The only desktop to have real meaningful large-ish/professional usability testing is Gnome. And that is only a couple times.

The first time was financed by Sun Microsystems in 2001 for Gnome 1.x and the result was Gnome 2.

The second time was financed by Novell around 2005 or so for their attempt to compete with Microsoft with Novell Linux Desktop. Unfortunately for them the real beneficiary of the improvements that results from their work was Canonical's Ubuntu.

Since then there have been numerous smaller/informal/ad-hoc attempts for both KDE and Gnome.
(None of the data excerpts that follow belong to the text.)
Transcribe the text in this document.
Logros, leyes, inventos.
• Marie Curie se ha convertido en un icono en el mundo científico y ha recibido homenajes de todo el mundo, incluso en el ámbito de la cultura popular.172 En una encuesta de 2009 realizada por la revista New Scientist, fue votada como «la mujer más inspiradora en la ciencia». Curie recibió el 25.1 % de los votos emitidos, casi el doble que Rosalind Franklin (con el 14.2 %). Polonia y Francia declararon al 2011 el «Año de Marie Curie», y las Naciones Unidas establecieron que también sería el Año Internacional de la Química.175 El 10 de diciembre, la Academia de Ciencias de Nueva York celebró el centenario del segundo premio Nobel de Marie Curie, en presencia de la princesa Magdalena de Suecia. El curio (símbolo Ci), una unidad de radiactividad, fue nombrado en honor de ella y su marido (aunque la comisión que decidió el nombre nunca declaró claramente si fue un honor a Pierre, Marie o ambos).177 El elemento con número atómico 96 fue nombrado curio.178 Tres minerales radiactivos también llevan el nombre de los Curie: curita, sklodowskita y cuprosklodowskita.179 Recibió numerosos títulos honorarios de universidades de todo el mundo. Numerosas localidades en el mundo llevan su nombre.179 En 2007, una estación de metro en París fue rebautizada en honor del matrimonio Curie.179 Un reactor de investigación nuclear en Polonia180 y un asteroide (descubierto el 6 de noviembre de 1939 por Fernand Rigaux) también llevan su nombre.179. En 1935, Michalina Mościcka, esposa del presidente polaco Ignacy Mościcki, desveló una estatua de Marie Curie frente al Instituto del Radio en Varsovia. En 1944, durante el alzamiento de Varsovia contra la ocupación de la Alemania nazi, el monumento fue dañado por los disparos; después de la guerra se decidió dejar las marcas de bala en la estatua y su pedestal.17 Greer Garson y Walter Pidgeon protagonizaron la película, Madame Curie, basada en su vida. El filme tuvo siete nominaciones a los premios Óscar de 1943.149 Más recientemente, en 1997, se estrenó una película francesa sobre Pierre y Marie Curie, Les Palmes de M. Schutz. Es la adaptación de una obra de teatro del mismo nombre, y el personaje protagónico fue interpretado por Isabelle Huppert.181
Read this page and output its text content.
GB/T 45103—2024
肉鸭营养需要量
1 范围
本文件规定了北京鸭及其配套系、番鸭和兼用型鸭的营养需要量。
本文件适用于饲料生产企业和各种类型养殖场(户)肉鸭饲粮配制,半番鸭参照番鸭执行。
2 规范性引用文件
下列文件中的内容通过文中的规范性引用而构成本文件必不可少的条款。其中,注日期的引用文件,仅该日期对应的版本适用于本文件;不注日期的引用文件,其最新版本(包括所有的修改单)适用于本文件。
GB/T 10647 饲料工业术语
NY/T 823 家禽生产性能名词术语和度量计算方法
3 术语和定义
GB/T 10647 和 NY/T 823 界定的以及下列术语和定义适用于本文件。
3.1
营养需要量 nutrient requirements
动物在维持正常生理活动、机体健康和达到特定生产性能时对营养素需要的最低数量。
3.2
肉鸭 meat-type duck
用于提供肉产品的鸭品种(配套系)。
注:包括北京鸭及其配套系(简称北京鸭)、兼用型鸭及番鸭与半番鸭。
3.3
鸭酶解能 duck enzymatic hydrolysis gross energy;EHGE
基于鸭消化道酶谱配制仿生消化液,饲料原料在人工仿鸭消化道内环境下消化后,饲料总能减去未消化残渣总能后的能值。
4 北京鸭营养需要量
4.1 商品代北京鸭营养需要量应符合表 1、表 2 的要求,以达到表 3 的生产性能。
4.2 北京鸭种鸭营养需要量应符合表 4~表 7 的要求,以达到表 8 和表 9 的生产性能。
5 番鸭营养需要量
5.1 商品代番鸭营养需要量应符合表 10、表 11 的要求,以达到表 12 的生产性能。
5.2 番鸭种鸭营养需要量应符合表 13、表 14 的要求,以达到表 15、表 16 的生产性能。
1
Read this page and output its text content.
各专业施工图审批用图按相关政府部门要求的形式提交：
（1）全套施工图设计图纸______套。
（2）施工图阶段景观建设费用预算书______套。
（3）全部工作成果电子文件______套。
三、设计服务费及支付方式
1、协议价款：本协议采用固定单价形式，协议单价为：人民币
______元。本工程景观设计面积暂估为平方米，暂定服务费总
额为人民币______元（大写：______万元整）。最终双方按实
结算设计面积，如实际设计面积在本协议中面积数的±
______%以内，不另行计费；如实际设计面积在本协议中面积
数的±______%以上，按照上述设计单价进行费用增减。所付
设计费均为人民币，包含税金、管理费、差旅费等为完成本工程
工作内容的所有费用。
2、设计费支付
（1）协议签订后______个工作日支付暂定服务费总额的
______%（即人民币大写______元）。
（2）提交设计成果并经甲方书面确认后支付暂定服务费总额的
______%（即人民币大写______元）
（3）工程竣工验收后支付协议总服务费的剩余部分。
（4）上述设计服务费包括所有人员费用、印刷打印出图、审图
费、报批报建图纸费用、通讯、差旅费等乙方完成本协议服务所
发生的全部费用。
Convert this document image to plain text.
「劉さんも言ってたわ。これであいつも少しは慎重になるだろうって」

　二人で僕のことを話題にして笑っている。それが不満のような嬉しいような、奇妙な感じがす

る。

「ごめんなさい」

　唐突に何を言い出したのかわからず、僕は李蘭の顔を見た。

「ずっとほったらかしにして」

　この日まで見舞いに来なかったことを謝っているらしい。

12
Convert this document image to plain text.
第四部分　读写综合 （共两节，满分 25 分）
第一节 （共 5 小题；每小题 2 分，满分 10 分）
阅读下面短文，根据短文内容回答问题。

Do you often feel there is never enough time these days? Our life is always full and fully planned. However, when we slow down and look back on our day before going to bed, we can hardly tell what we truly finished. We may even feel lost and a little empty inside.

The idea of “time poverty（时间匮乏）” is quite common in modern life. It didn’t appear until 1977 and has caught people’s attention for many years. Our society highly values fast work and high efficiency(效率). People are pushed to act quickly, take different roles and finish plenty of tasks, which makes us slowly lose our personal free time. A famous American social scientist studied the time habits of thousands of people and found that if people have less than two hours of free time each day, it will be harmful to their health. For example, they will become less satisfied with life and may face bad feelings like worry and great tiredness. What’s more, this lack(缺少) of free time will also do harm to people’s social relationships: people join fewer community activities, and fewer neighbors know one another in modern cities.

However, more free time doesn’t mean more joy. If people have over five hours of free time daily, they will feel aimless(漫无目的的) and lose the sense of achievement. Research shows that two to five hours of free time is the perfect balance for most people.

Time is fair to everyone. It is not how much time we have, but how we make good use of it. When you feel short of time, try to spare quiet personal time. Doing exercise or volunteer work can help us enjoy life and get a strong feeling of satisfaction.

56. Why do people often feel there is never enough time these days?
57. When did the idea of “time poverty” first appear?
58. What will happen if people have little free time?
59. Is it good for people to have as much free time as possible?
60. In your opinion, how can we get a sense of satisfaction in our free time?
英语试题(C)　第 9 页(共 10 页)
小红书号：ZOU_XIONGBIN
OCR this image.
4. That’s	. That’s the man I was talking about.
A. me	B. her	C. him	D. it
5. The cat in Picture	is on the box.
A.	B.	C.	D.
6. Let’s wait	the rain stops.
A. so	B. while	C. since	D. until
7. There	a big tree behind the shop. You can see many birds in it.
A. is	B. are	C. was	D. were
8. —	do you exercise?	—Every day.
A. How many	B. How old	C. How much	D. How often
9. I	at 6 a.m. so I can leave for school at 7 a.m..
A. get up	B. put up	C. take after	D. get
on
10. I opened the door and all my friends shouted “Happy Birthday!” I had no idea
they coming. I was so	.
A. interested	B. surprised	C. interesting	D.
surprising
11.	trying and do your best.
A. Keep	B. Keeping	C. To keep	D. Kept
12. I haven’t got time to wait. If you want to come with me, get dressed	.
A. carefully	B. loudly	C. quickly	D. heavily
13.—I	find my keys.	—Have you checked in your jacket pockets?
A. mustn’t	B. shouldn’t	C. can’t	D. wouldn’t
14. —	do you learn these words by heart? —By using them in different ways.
The results of all of this, of course, is that many "Linux users" believe that Gnome is the result of a conspiracy between IBM, Redhat, and maybe even Microsoft to "destroy the Linux desktop".

So that is fun.

The real success story, from what I can tell, is Blender.

They successfully revamped their user interface without a huge budget. Although it was still financed somewhat by some EU initiative, IIRC. They accomplished this by getting developers sat down next in a big room to actual 3D artists working together to produce a animated feature.

By physically placing users next to devs and having them work together, likely with a great deal of humility and openness, they managed to transform their UI into something that was actually decent.

This is probably a model that can be duplicated by other open source developers, although finding the right type of technical users not experienced in using said software willing to participate is going to always be a major challenge.